World AIDS Day, December 1st of each year, allows us the opportunity to remember those who have been “other-ed “by an illness the world over. As this day will also be on the first Sunday of the month, it literally gives us, the Church of the Village and many others in the faith, the opportunity to be intentional about re-membering them, making those in/affected by HIV/AIDS members of the body of Christ again as stigma and ignorance has estranged them, to welcome them and let them know that they belong to the family of God that truly needs them.

This year’s Advent theme at COTV is “The World is About to Turn,” which signifies God’s hand at work in turning both personal and social injustices around for peace and righteousness to reign in the world. But, honestly, I am not totally sure that the world is about to turn regarding the virus. Today, many people in the One-Thirds World live day-by-day, beating HIV/AIDS, taking their lives back and doing the amazing.
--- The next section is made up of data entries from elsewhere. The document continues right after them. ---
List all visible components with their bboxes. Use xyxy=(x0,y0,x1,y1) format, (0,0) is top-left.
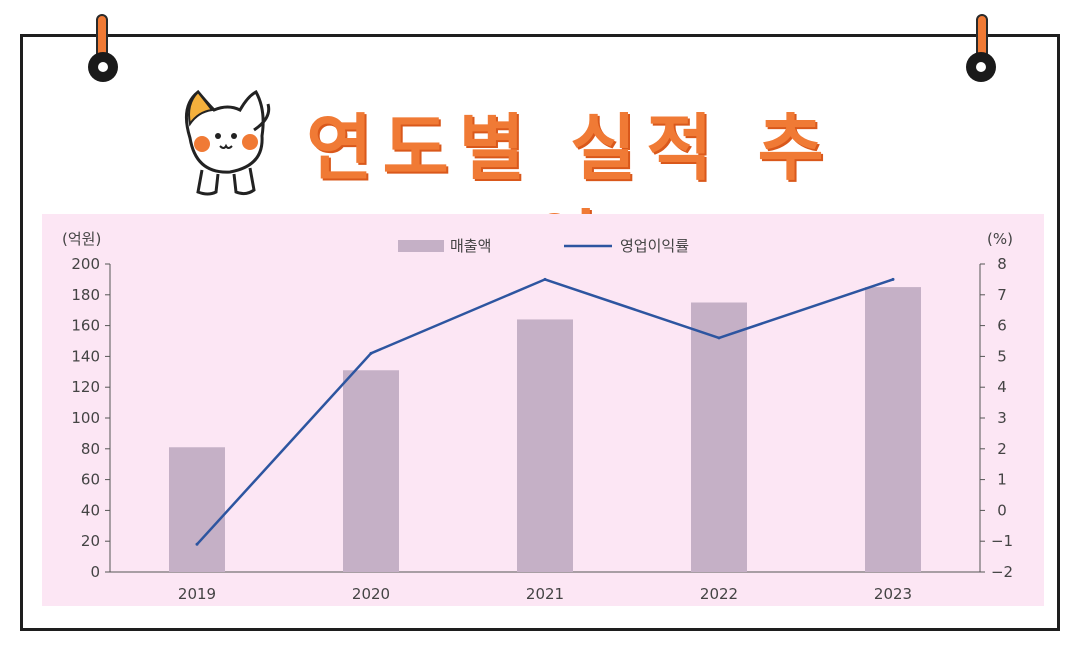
legend-bar-swatch xyxy=(398,240,444,252)
left-tick-label: 80 xyxy=(81,440,100,458)
x-tick-label: 2022 xyxy=(700,585,738,603)
right-tick-label: 4 xyxy=(997,378,1007,396)
right-tick-label: 1 xyxy=(997,471,1007,489)
right-tick-label: 7 xyxy=(997,286,1007,304)
left-tick-label: 160 xyxy=(71,317,100,335)
bar-revenue-2022 xyxy=(691,302,747,572)
x-tick-label: 2019 xyxy=(178,585,216,603)
bar-revenue-2020 xyxy=(343,370,399,572)
legend-bar-label: 매출액 xyxy=(450,237,491,255)
right-tick-label: −2 xyxy=(991,563,1013,581)
left-tick-label: 140 xyxy=(71,347,100,365)
x-tick-label: 2021 xyxy=(526,585,564,603)
x-tick-label: 2020 xyxy=(352,585,390,603)
right-binder-ring xyxy=(966,52,996,82)
chart: 0 20 40 60 80 100 120 140 160 180 200 −2 −1 0 1 2 3 4 5 6 7 8… xyxy=(62,230,1013,603)
left-tick-label: 60 xyxy=(81,471,100,489)
left-tick-label: 0 xyxy=(90,563,100,581)
left-tick-label: 40 xyxy=(81,501,100,519)
line-point-2021 xyxy=(543,277,547,281)
x-tick-label: 2023 xyxy=(874,585,912,603)
line-point-2022 xyxy=(717,336,721,340)
left-axis-unit-label: (억원) xyxy=(62,230,101,248)
left-binder-ring xyxy=(88,52,118,82)
chart-panel: 0 20 40 60 80 100 120 140 160 180 200 −2 −1 0 1 2 3 4 5 6 7 8… xyxy=(42,214,1044,606)
right-tick-label: 8 xyxy=(997,255,1007,273)
left-tick-label: 200 xyxy=(71,255,100,273)
right-tick-label: 5 xyxy=(997,347,1007,365)
left-tick-label: 180 xyxy=(71,286,100,304)
bar-revenue-2023 xyxy=(865,287,921,572)
left-tick-label: 20 xyxy=(81,532,100,550)
line-point-2023 xyxy=(891,277,895,281)
cat-mascot-icon xyxy=(184,89,271,196)
page-title: 연도별 실적 추이 xyxy=(306,106,834,286)
left-tick-label: 100 xyxy=(71,409,100,427)
right-tick-label: 6 xyxy=(997,317,1007,335)
right-tick-label: 3 xyxy=(997,409,1007,427)
right-tick-label: 2 xyxy=(997,440,1007,458)
left-tick-label: 120 xyxy=(71,378,100,396)
bar-revenue-2019 xyxy=(169,447,225,572)
line-point-2019 xyxy=(195,542,199,546)
legend-line-label: 영업이익률 xyxy=(620,237,689,255)
right-tick-label: 0 xyxy=(997,501,1007,519)
bar-revenue-2021 xyxy=(517,319,573,572)
right-tick-label: −1 xyxy=(991,532,1013,550)
right-axis-unit-label: (%) xyxy=(987,230,1013,248)
line-point-2020 xyxy=(369,351,373,355)
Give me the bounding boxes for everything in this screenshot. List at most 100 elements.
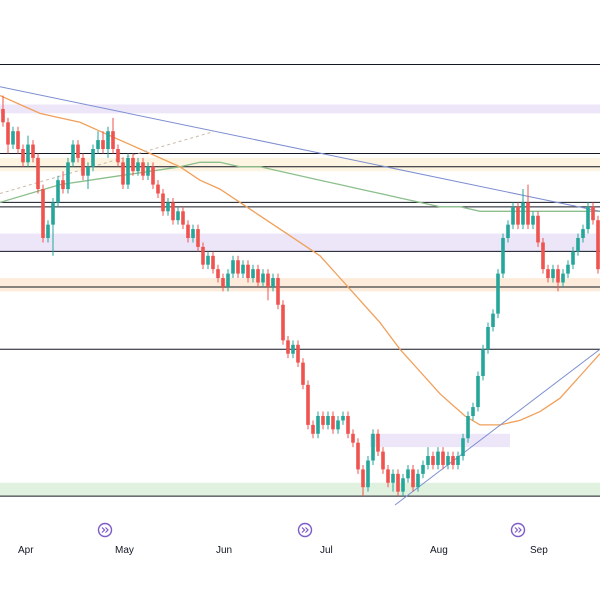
candle	[531, 211, 535, 230]
candle-body	[461, 438, 465, 457]
candle-body	[286, 340, 290, 354]
trendline	[394, 348, 600, 506]
candle-body	[581, 229, 585, 238]
candle	[86, 162, 90, 190]
candle	[176, 206, 180, 225]
candle	[381, 447, 385, 474]
candle	[46, 220, 50, 243]
candle	[251, 264, 255, 283]
candle-body	[86, 166, 90, 176]
candle-body	[476, 375, 480, 408]
event-marker-chevrons	[101, 527, 109, 533]
candle	[101, 131, 105, 154]
candle-body	[531, 215, 535, 225]
price-zone	[370, 433, 510, 448]
price-zone	[0, 104, 600, 114]
candle-body	[381, 451, 385, 470]
candle	[171, 197, 175, 225]
candle	[316, 411, 320, 439]
candle-body	[456, 456, 460, 465]
candle	[421, 460, 425, 479]
candle-body	[341, 416, 345, 421]
candle	[571, 246, 575, 270]
candle-body	[21, 149, 25, 163]
candle	[521, 189, 525, 230]
candle-body	[351, 433, 355, 443]
candle-body	[201, 246, 205, 265]
candle-body	[196, 229, 200, 247]
candle	[81, 153, 85, 181]
candle	[386, 464, 390, 488]
candle	[111, 117, 115, 154]
candle	[106, 126, 110, 158]
candle	[141, 157, 145, 181]
candle	[256, 264, 260, 287]
candle	[36, 153, 40, 194]
candle	[436, 447, 440, 470]
candle	[331, 411, 335, 434]
candle	[61, 171, 65, 194]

I’m glad this isn’t One-Thirds World AIDS Day because the remembrance of the entire world that has persons attempting to endure through this disease reminds us that we don’t have much of a handle on AIDS in the Two-Thirds World at all. Yet, my hope in God enables me to believe that soon the world will turn regarding HIV/AIDS. And yet, every time we educate about HIV/AIDS and advocate for those it infects and affects around the world, doesn’t the world turn a bit? And when we comfort one another in love, regardless of how the disease was contracted, I believe the world turns a bit more. And each time, in expectant hope, we pray and act with and on behalf of persons who have HIV/AIDs, their friends and loved ones, those outside of the U.S., and those of different economic levels… when we hope against hope with the suffering, the survivors and the thrivers over HIV/AIDS, I’d say the world turns even more. We each get closer to the day when HIV/AIDS does not mean run away, but rather run toward and embrace your sisters and brothers. That type of love makes the world go ‘round. So, maybe it is about to turn.

HIV/AIDS is not a gay disease. It’s not an African disease. And, it’s not an insurmountable disease. In solidarity, it is our disease. Who among us are willing to, as Dube suggests, hang a red ribbon of hope, even in a time that may seem hopeless by continuing or starting to educate, advocate and act? Who among us will continue to welcome all persons into the fold no matter how often and no matter by whom they have been rejected? Who will not only await the birth of Christ this season, but reflect the Christ birthed in you by God’s spirit? Let this day, and each day, give us new hope that the world is about to turn, and indeed is turning if we, empowered by God’s Spirirt, let it.

P.S.: The UMC’s “Faith in Action” for World AIDS Day and beyond is linked here.
Musa W. Dube, “Rahab is Hanging Out a Red Ribbon: One African Woman’s Perspective on the Future of Feminist New Testament Scholarship,” in Feminist New Testament Studies: Global and Future Perspectives, edited by Kathleen O’ Brien Wicker, Musa W. Dube and Althea Spencer-Miller (New York: Palgrave Macmillan:2005), 177-202.